Out our ways most of the fibre is for backhaul and it passes many potential customers gates yet they don't get an option to connect to it.
I spent a year or so discussing this with the NZ manager of new HW rollout and while he was sympathetic the pre-existing last mile copper network was to remain for the foreseeable future.  :horse:
Absolutely no vision past immediate ROI from the providers.  |O

We jumped ship and went wireless with a Mom&Pop ISP.

A long-haul network is very different from a last-mile one in so many ways. I am not surprised at all.

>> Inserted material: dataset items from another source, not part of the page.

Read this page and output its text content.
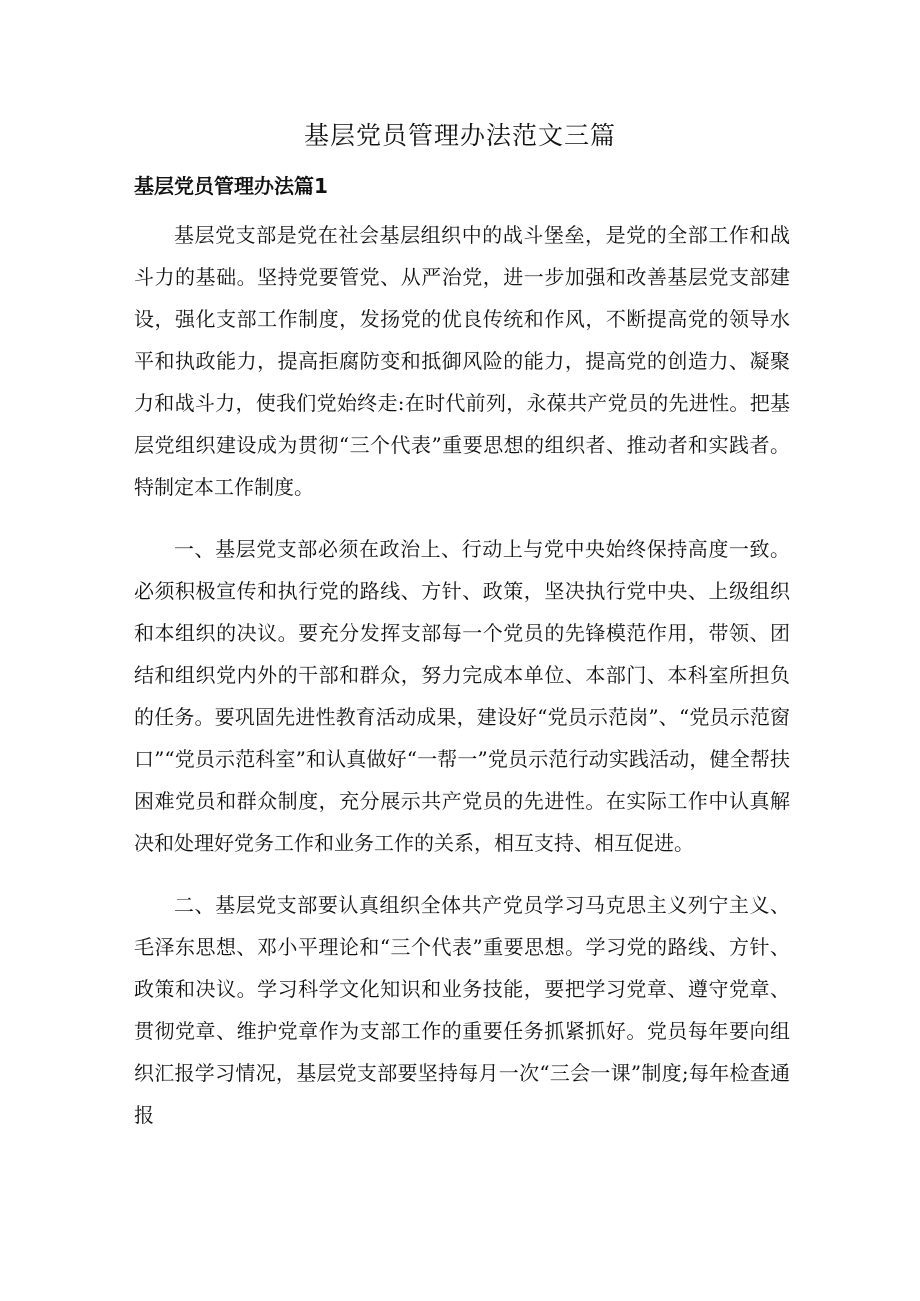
基层党员管理办法范文三篇
基层党员管理办法篇1

基层党支部是党在社会基层组织中的战斗堡垒，是党的全部工作和战斗力的基础。坚持党要管党、从严治党，进一步加强和改善基层党支部建设，强化支部工作制度，发扬党的优良传统和作风，不断提高党的领导水平和执政能力，提高拒腐防变和抵御风险的能力，提高党的创造力、凝聚力和战斗力，使我们党始终走:在时代前列，永葆共产党员的先进性。把基层党组织建设成为贯彻“三个代表”重要思想的组织者、推动者和实践者。特制定本工作制度。

一、基层党支部必须在政治上、行动上与党中央始终保持高度一致。必须积极宣传和执行党的路线、方针、政策，坚决执行党中央、上级组织和本组织的决议。要充分发挥支部每一个党员的先锋模范作用，带领、团结和组织党内外的干部和群众，努力完成本单位、本部门、本科室所担负的任务。要巩固先进性教育活动成果，建设好“党员示范岗”、“党员示范窗口”“党员示范科室”和认真做好“一帮一”党员示范行动实践活动，健全帮扶困难党员和群众制度，充分展示共产党员的先进性。在实际工作中认真解决和处理好党务工作和业务工作的关系，相互支持、相互促进。

二、基层党支部要认真组织全体共产党员学习马克思主义列宁主义、毛泽东思想、邓小平理论和“三个代表”重要思想。学习党的路线、方针、政策和决议。学习科学文化知识和业务技能，要把学习党章、遵守党章、贯彻党章、维护党章作为支部工作的重要任务抓紧抓好。党员每年要向组织汇报学习情况，基层党支部要坚持每月一次“三会一课”制度;每年检查通报
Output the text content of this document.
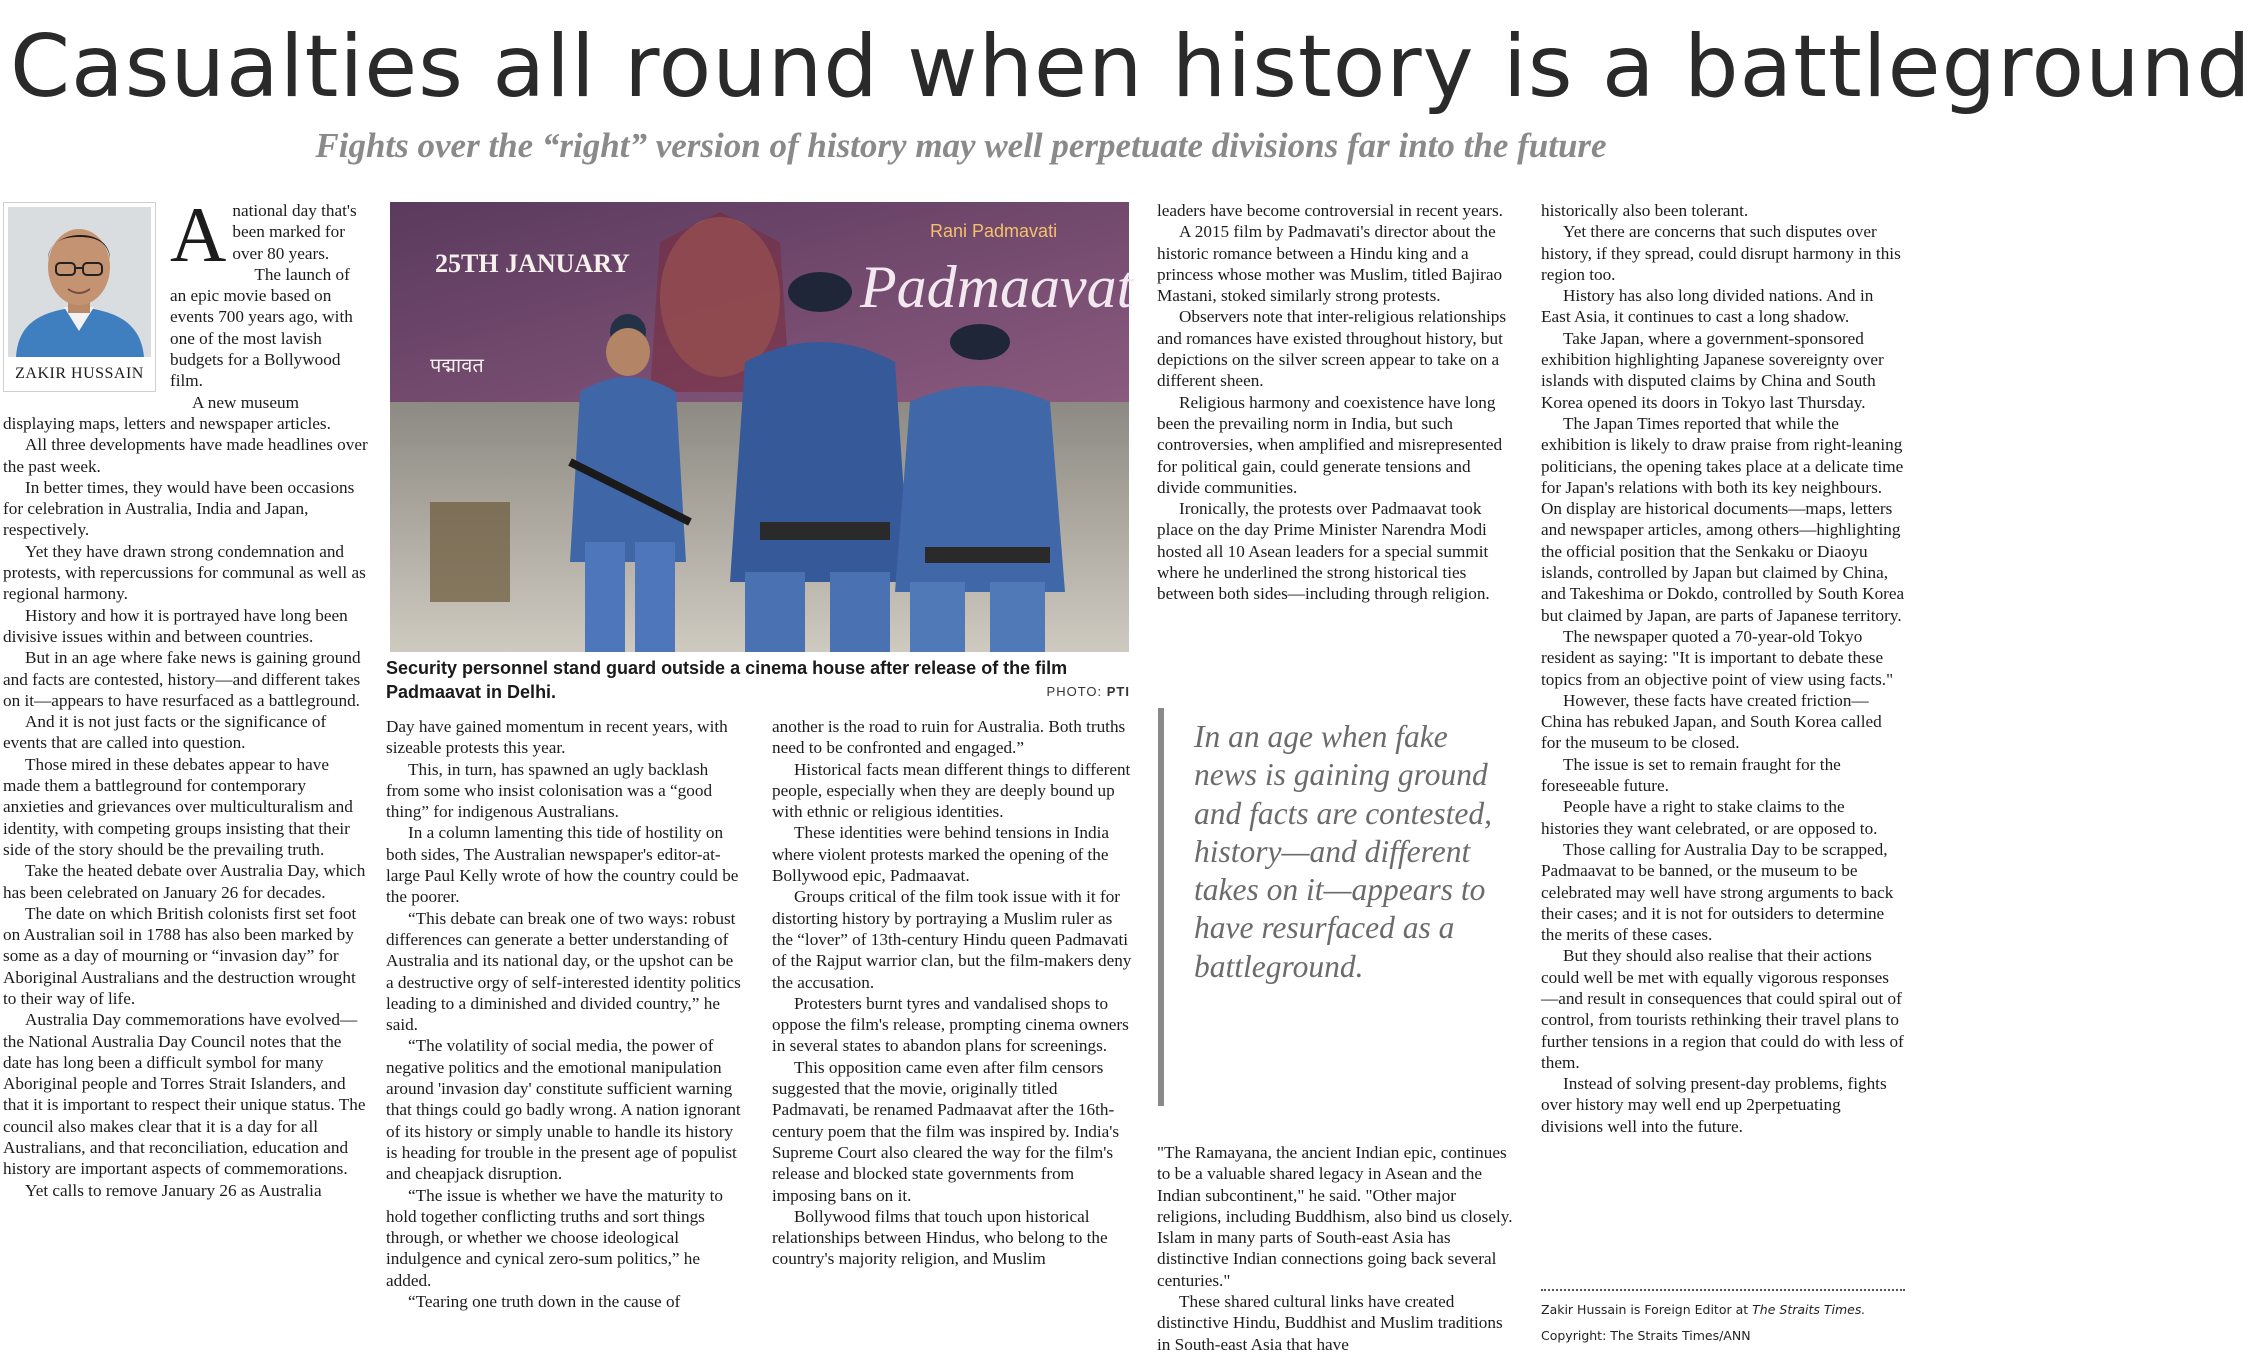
Casualties all round when history is a battleground
Fights over the “right” version of history may well perpetuate divisions far into the future
ZAKIR HUSSAIN
A national day that's been marked for over 80 years.

The launch of an epic movie based on events 700 years ago, with one of the most lavish budgets for a Bollywood film.

A new museum displaying maps, letters and newspaper articles.

All three developments have made headlines over the past week.

In better times, they would have been occasions for celebration in Australia, India and Japan, respectively.

Yet they have drawn strong condemnation and protests, with repercussions for communal as well as regional harmony.

History and how it is portrayed have long been divisive issues within and between countries.

But in an age where fake news is gaining ground and facts are contested, history—and different takes on it—appears to have resurfaced as a battleground.

And it is not just facts or the significance of events that are called into question.

Those mired in these debates appear to have made them a battleground for contemporary anxieties and grievances over multiculturalism and identity, with competing groups insisting that their side of the story should be the prevailing truth.

Take the heated debate over Australia Day, which has been celebrated on January 26 for decades.

The date on which British colonists first set foot on Australian soil in 1788 has also been marked by some as a day of mourning or “invasion day” for Aboriginal Australians and the destruction wrought to their way of life.

Australia Day commemorations have evolved—the National Australia Day Council notes that the date has long been a difficult symbol for many Aboriginal people and Torres Strait Islanders, and that it is important to respect their unique status. The council also makes clear that it is a day for all Australians, and that reconciliation, education and history are important aspects of commemorations.

Yet calls to remove January 26 as Australia

25TH JANUARY	Padmaavat
Rani Padmavati
पद्मावत
Security personnel stand guard outside a cinema house after release of the film Padmaavat in Delhi.	PHOTO: PTI

Day have gained momentum in recent years, with sizeable protests this year.

This, in turn, has spawned an ugly backlash from some who insist colonisation was a “good thing” for indigenous Australians.

In a column lamenting this tide of hostility on both sides, The Australian newspaper's editor-at-large Paul Kelly wrote of how the country could be the poorer.

“This debate can break one of two ways: robust differences can generate a better understanding of Australia and its national day, or the upshot can be a destructive orgy of self-interested identity politics leading to a diminished and divided country,” he said.

“The volatility of social media, the power of negative politics and the emotional manipulation around 'invasion day' constitute sufficient warning that things could go badly wrong. A nation ignorant of its history or simply unable to handle its history is heading for trouble in the present age of populist and cheapjack disruption.

“The issue is whether we have the maturity to hold together conflicting truths and sort things through, or whether we choose ideological indulgence and cynical zero-sum politics,” he added.

“Tearing one truth down in the cause of

another is the road to ruin for Australia. Both truths need to be confronted and engaged.”

Historical facts mean different things to different people, especially when they are deeply bound up with ethnic or religious identities.

These identities were behind tensions in India where violent protests marked the opening of the Bollywood epic, Padmaavat.

Groups critical of the film took issue with it for distorting history by portraying a Muslim ruler as the “lover” of 13th-century Hindu queen Padmavati of the Rajput warrior clan, but the film-makers deny the accusation.

Protesters burnt tyres and vandalised shops to oppose the film's release, prompting cinema owners in several states to abandon plans for screenings.

This opposition came even after film censors suggested that the movie, originally titled Padmavati, be renamed Padmaavat after the 16th-century poem that the film was inspired by. India's Supreme Court also cleared the way for the film's release and blocked state governments from imposing bans on it.

Bollywood films that touch upon historical relationships between Hindus, who belong to the country's majority religion, and Muslim

leaders have become controversial in recent years.

A 2015 film by Padmavati's director about the historic romance between a Hindu king and a princess whose mother was Muslim, titled Bajirao Mastani, stoked similarly strong protests.

Observers note that inter-religious relationships and romances have existed throughout history, but depictions on the silver screen appear to take on a different sheen.

Religious harmony and coexistence have long been the prevailing norm in India, but such controversies, when amplified and misrepresented for political gain, could generate tensions and divide communities.

Ironically, the protests over Padmaavat took place on the day Prime Minister Narendra Modi hosted all 10 Asean leaders for a special summit where he underlined the strong historical ties between both sides—including through religion.

In an age when fake news is gaining ground and facts are contested, history—and different takes on it—appears to have resurfaced as a battleground.

"The Ramayana, the ancient Indian epic, continues to be a valuable shared legacy in Asean and the Indian subcontinent," he said. "Other major religions, including Buddhism, also bind us closely. Islam in many parts of South-east Asia has distinctive Indian connections going back several centuries."

These shared cultural links have created distinctive Hindu, Buddhist and Muslim traditions in South-east Asia that have

historically also been tolerant.

Yet there are concerns that such disputes over history, if they spread, could disrupt harmony in this region too.

History has also long divided nations. And in East Asia, it continues to cast a long shadow.

Take Japan, where a government-sponsored exhibition highlighting Japanese sovereignty over islands with disputed claims by China and South Korea opened its doors in Tokyo last Thursday.

The Japan Times reported that while the exhibition is likely to draw praise from right-leaning politicians, the opening takes place at a delicate time for Japan's relations with both its key neighbours. On display are historical documents—maps, letters and newspaper articles, among others—highlighting the official position that the Senkaku or Diaoyu islands, controlled by Japan but claimed by China, and Takeshima or Dokdo, controlled by South Korea but claimed by Japan, are parts of Japanese territory.

The newspaper quoted a 70-year-old Tokyo resident as saying: "It is important to debate these topics from an objective point of view using facts."

However, these facts have created friction—China has rebuked Japan, and South Korea called for the museum to be closed.

The issue is set to remain fraught for the foreseeable future.

People have a right to stake claims to the histories they want celebrated, or are opposed to.

Those calling for Australia Day to be scrapped, Padmaavat to be banned, or the museum to be celebrated may well have strong arguments to back their cases; and it is not for outsiders to determine the merits of these cases.

But they should also realise that their actions could well be met with equally vigorous responses—and result in consequences that could spiral out of control, from tourists rethinking their travel plans to further tensions in a region that could do with less of them.

Instead of solving present-day problems, fights over history may well end up 2perpetuating divisions well into the future.

Zakir Hussain is Foreign Editor at The Straits Times.
Copyright: The Straits Times/ANN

For starters, connecting to it would require the optical equivalent of a cloverleaf interchange, an OADM. Not a practical CPE.

In the early coax / microwave years, they would not let you connect either. The pressurising equipment and the demultiplexing racks would also not be a practical CPE.

Also, all those schemes would be very bad for the long-haul signal quality.

Where opticks excel, is that they have much higher bandwidth for metro hauls than anything else, and at extremely low cost. 1,25 GBaud transceivers cost around 13€ a piece to me as an end customer. And they comfortably reach 20km over G.652 glass. But that requires a p2p link to the CO to be practical, not a drop from the long-reach fibre. (The next fool suggesting GPON will be dealt with!)